En Libye les anciens « révolutionnaires » ne désarment pas. Transformés en milices rivales ils font régner la terreur un peu partout face à un pouvoir devenu lamentablement impuissant et dont les gouvernements successifs se démettent les uns après les autres. Ce climat gêne beaucoup l’Empire. Et pour cause. A l’est du pays, les rebelles sont devenus autonomistes et réclament le rétablissement de la Cyrénaïque indépendante, seule source actuelle du pétrole Libyen dont l’Occident avait une bonne part. Les ports de la région sont bloqués par les partisans de l'autonomie, empêchant toute exportation de brut et provoquant une chute de la production à 250.000 barils par jour, voire moins, contre près de 1,5 million barils jour en temps « normal ». A Benghazi, épicentre de la région, l’ambassadeur américain meurt dans l’incendie criminel d’un bâtiment dans lequel il se trouvait en compagnie d’agents de la CIA.

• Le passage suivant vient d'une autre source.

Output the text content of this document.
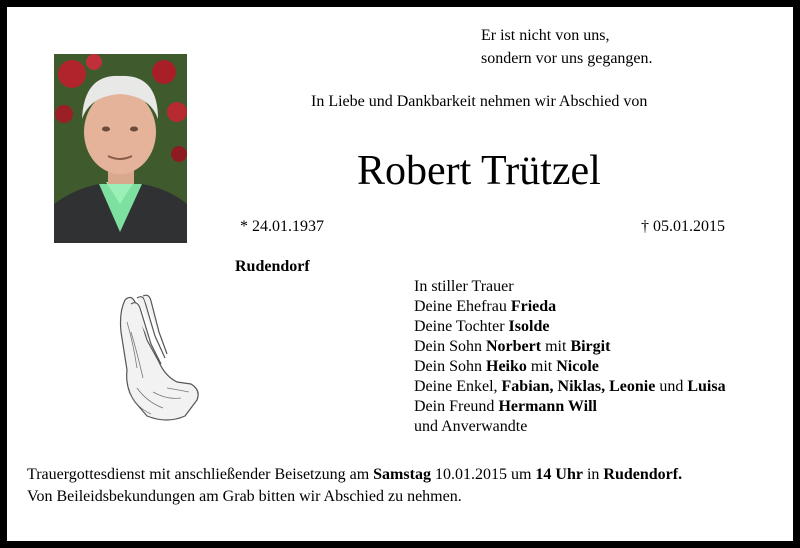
Er ist nicht von uns,
sondern vor uns gegangen.
In Liebe und Dankbarkeit nehmen wir Abschied von
Robert Trützel
* 24.01.1937	† 05.01.2015
Rudendorf
In stiller Trauer
Deine Ehefrau Frieda
Deine Tochter Isolde
Dein Sohn Norbert mit Birgit
Dein Sohn Heiko mit Nicole
Deine Enkel, Fabian, Niklas, Leonie und Luisa
Dein Freund Hermann Will
und Anverwandte
Trauergottesdienst mit anschließender Beisetzung am Samstag 10.01.2015 um 14 Uhr in Rudendorf.
Von Beileidsbekundungen am Grab bitten wir Abschied zu nehmen.
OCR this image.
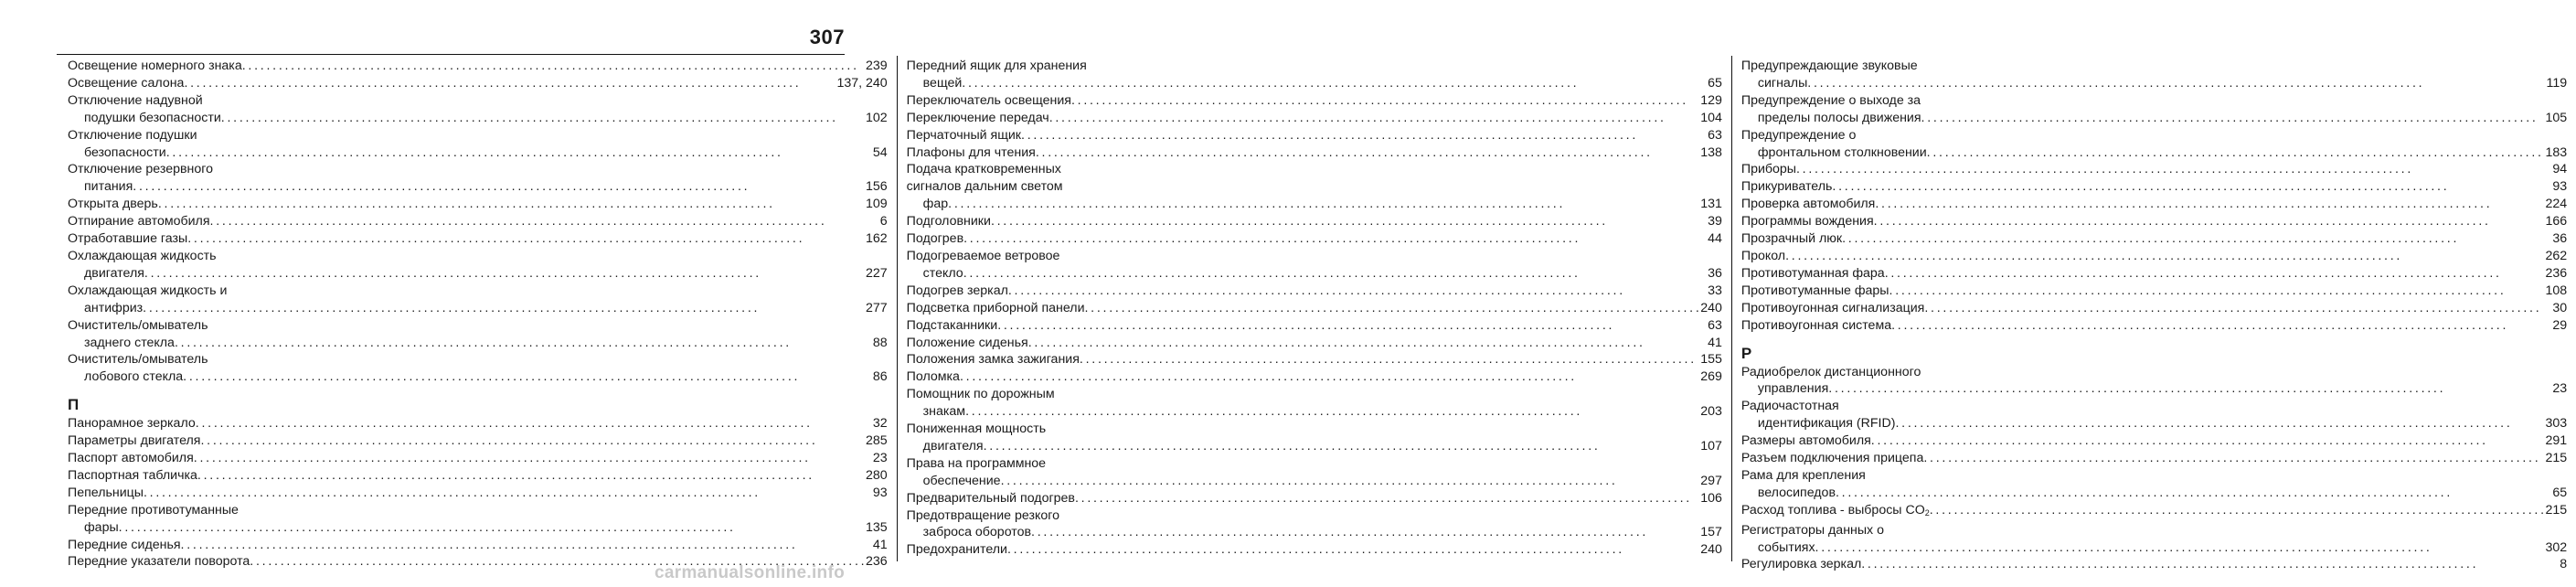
307
Освещение номерного знака . . .	239
Освещение салона . . .	137, 240
Отключение надувной
подушки безопасности . . .	102
Отключение подушки
безопасности . . .	54
Отключение резервного
питания . . .	156
Открыта дверь . . .	109
Отпирание автомобиля . . .	6
Отработавшие газы . . .	162
Охлаждающая жидкость
двигателя . . .	227
Охлаждающая жидкость и
антифриз . . .	277
Очиститель/омыватель
заднего стекла . . .	88
Очиститель/омыватель
лобового стекла . . .	86
П
Панорамное зеркало . . .	32
Параметры двигателя . . .	285
Паспорт автомобиля . . .	23
Паспортная табличка . . .	280
Пепельницы . . .	93
Передние противотуманные
фары . . .	135
Передние сиденья . . .	41
Передние указатели поворота . . .	236
Передний ящик для хранения
вещей . . .	65
Переключатель освещения . . .	129
Переключение передач . . .	104
Перчаточный ящик . . .	63
Плафоны для чтения . . .	138
Подача кратковременных
сигналов дальним светом
фар . . .	131
Подголовники . . .	39
Подогрев . . .	44
Подогреваемое ветровое
стекло . . .	36
Подогрев зеркал . . .	33
Подсветка приборной панели . . .	240
Подстаканники . . .	63
Положение сиденья . . .	41
Положения замка зажигания . . .	155
Поломка . . .	269
Помощник по дорожным
знакам . . .	203
Пониженная мощность
двигателя . . .	107
Права на программное
обеспечение . . .	297
Предварительный подогрев . . .	106
Предотвращение резкого
заброса оборотов . . .	157
Предохранители . . .	240
Предупреждающие звуковые
сигналы . . .	119
Предупреждение о выходе за
пределы полосы движения . . .	105
Предупреждение о
фронтальном столкновении . . .	183
Приборы . . .	94
Прикуриватель . . .	93
Проверка автомобиля . . .	224
Программы вождения . . .	166
Прозрачный люк . . .	36
Прокол . . .	262
Противотуманная фара . . .	236
Противотуманные фары . . .	108
Противоугонная сигнализация . . .	30
Противоугонная система . . .	29
Р
Радиобрелок дистанционного
управления . . .	23
Радиочастотная
идентификация (RFID) . . .	303
Размеры автомобиля . . .	291
Разъем подключения прицепа . . .	215
Рама для крепления
велосипедов . . .	65
Расход топлива - выбросы $CO_2$ . . .	215
Регистраторы данных о
событиях . . .	302
Регулировка зеркал . . .	8
carmanualsonline.info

En Tunisie, deux députés de l’opposition nationaliste et laïque sont assassinés. Les meurtriers seront repérés et…tués avant de pouvoir faire des « confidences ». Simultanément ou presque, un général américain chef du département Afrique au Pentagone, débarque dans la capitale et s’entretient avec les chefs des principaux partis politiques. Abou Lyad, activement recherché est encerclé dans une mosquée de la banlieue de Tunis. Il réussit pourtant à s’enfuir et se réfugie avec son groupe en Libye. Il y a quelques jours à peine, début juin, le Ministre de l’Intérieur de l’époque Ali Larayedh, frère de l’un des dirigeants du parti Ennhada de Ghannouchi, et qui fut par la suite chef du gouvernement, reconnait (publiquement et implicitement !!!) « Avoir reçu l’ordre de laisser le criminel s’échapper évitant ainsi des représailles ». Dans le sud du pays, à la frontière libyenne, la situation est confuse. Manifestations et surtout attaques terroristes dans les montagnes se succèdent pour demander, paradoxalement, l’autonomie de la région pour y installer un « émirat ». C’est là que se trouve, sous terre, la frange richissime des réserves du Fezzan. Armée et garde nationale locales appuyées par des commandos instruits et armés par la France, les « hommes en noir » ainsi baptisés par les citoyens pour la couleur de leur uniforme, cagoule comprise, marquent des points. Ils sont aidés dans leur lutte par un corps des forces spéciales françaises, bientôt rejoint par leurs homologues yankees, puis l’armée algérienne. Les américains installent dans la région une base équipée notamment de drones. Soudain parvient l’information de la capture et la disparition d’Abou Lyad, débusqué par français et américains en Libye. L’information est confirmée par l’avocat du terroriste et démentie par les soldats de son groupe. Depuis le chef terroriste n’a plus donné signe de vie. Aurait-il été manipulé ? La question est posée et le restera longtemps.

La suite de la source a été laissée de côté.